Nel suo monumentale studio sul riso e il grottesco in letteratura, Bachtin fa una distinzione fondamentale tra, da una parte, la tradizione che dall’età antica si protrae fino al Medioevo e Rinascimento, dall’altra, la visione del riso dal romanticismo in poi come espressione individuale, volta contro un oggetto distinto dal sé. Dopo Rabelais, dopo Shakespeare, Cervantes, Boccaccio, la risata anche quando non è di natura sarcastica, tende a velarsi di un sottofondo patetico, tragico o sublimante. La prima, al contrario, è una manifestazione comica che investe tutto il mondo e il soggetto stesso in un atteggiamento popolare e universale, gaio, mattinale, aurorale.

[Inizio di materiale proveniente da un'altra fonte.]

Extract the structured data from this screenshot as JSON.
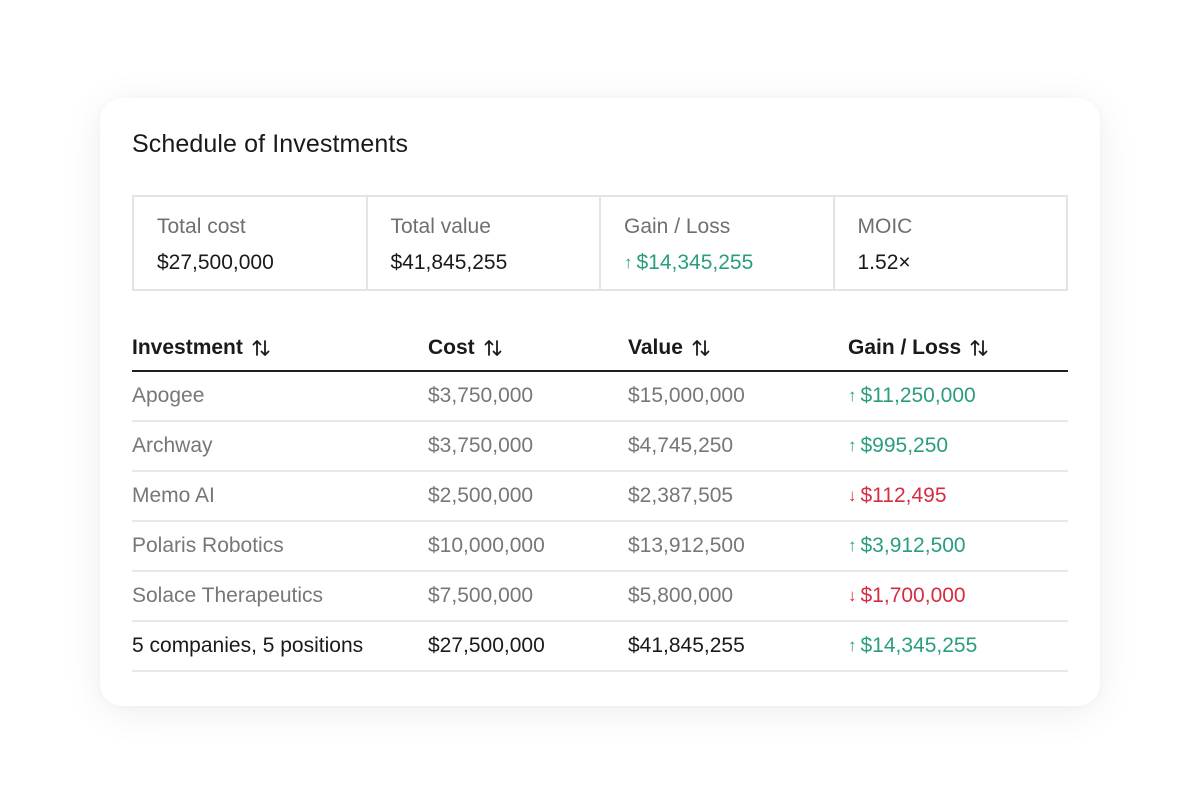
{
  "title": "Schedule of Investments",
  "summary": [
    {
      "label": "Total cost",
      "value": "$27,500,000",
      "trend": ""
    },
    {
      "label": "Total value",
      "value": "$41,845,255",
      "trend": ""
    },
    {
      "label": "Gain / Loss",
      "value": "$14,345,255",
      "trend": "up"
    },
    {
      "label": "MOIC",
      "value": "1.52×",
      "trend": ""
    }
  ],
  "table": {
    "headers": [
      "Investment",
      "Cost",
      "Value",
      "Gain / Loss"
    ],
    "sort_icon": "sort-arrows-icon",
    "rows": [
      {
        "investment": "Apogee",
        "cost": "$3,750,000",
        "value": "$15,000,000",
        "gain": "$11,250,000",
        "trend": "up"
      },
      {
        "investment": "Archway",
        "cost": "$3,750,000",
        "value": "$4,745,250",
        "gain": "$995,250",
        "trend": "up"
      },
      {
        "investment": "Memo AI",
        "cost": "$2,500,000",
        "value": "$2,387,505",
        "gain": "$112,495",
        "trend": "down"
      },
      {
        "investment": "Polaris Robotics",
        "cost": "$10,000,000",
        "value": "$13,912,500",
        "gain": "$3,912,500",
        "trend": "up"
      },
      {
        "investment": "Solace Therapeutics",
        "cost": "$7,500,000",
        "value": "$5,800,000",
        "gain": "$1,700,000",
        "trend": "down"
      }
    ],
    "total": {
      "investment": "5 companies, 5 positions",
      "cost": "$27,500,000",
      "value": "$41,845,255",
      "gain": "$14,345,255",
      "trend": "up"
    }
  },
  "colors": {
    "positive": "#2a9d80",
    "negative": "#d62d41"
  },
  "icons": {
    "up": "↑",
    "down": "↓"
  }
}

Anticamente, il riso e la parodia accompagnavano tanto i riti civili quanto la vita quotidiana; è noto che durante il carnevale le persone erano legittimate a rovesciare e a scambiarsi i propri ruoli pubblici e privati.  Spiega Bachtin che nemmeno la spiritualità - la religione, persino - ne erano esenti così, per esempio, durante il Riso pasquale (Risus paschalis), la predica del sacerdote doveva suscitare la sonora ilarità dei fedeli, anche ricorrendo a buffonate e profanazioni.

Questa pratica aveva una profonda intenzione utopica, come liberazione della verità dominante, della gerarchia e dei tabù, inclusa la morte. Un sovvertimento del tempo, contro ogni carattere definitivo. Il riso era una forma di antropologica rigenerazione. Come non confrontare la concezione carnevalesca del mondo con la disposizione tipica dei bambini? E perché non esagerare? La detronizzazione del potere di cui parla Bachtin è anche quella connaturata nel bambino che alla visita medica saluta la sua prima autorità con un lieto “ciao Fagnani!” (un bambino che conosco l’uno, il suo pediatra l’altro).

Enea e Alia ridono dei loro corpi così come facevano ridere al lettore medioevale il debordare della carne, le funzioni organiche, l’informe e l’incompiuto, tutti topoi confluiti, poi, in una letteratura considerata minore, quando non inesistente. Il corpo fa tremendamente e da sempre ridere i bambini, privi di filtri di forma e giudizio. È curioso notare che i personaggi di Alicia Baladan non hanno nulla di malfatto, nascono anzi da una ricerca estetica lungo le linee di una bellezza ideale, fiamminga, quasi ascetica, che funziona per contrasto.  

Ernst-Vollmar, immagini d'archivio per studio dei personaggi di Alicia Baladan.

La storia di La prima risata è una nascita in senso biblico-letterario e una nascita archetipica, dell’essere umano e di una cultura radicata nella terra, tema caro a Gioconda Belli. Ma soprattutto c’è nella risata di questi bambini un aspetto essenziale, più facile da cogliere che da nominare, è il suo farsi elemento travolgente e strumentale al loro essere nel mondo. Un mondo gaio, mattinale, aurorale.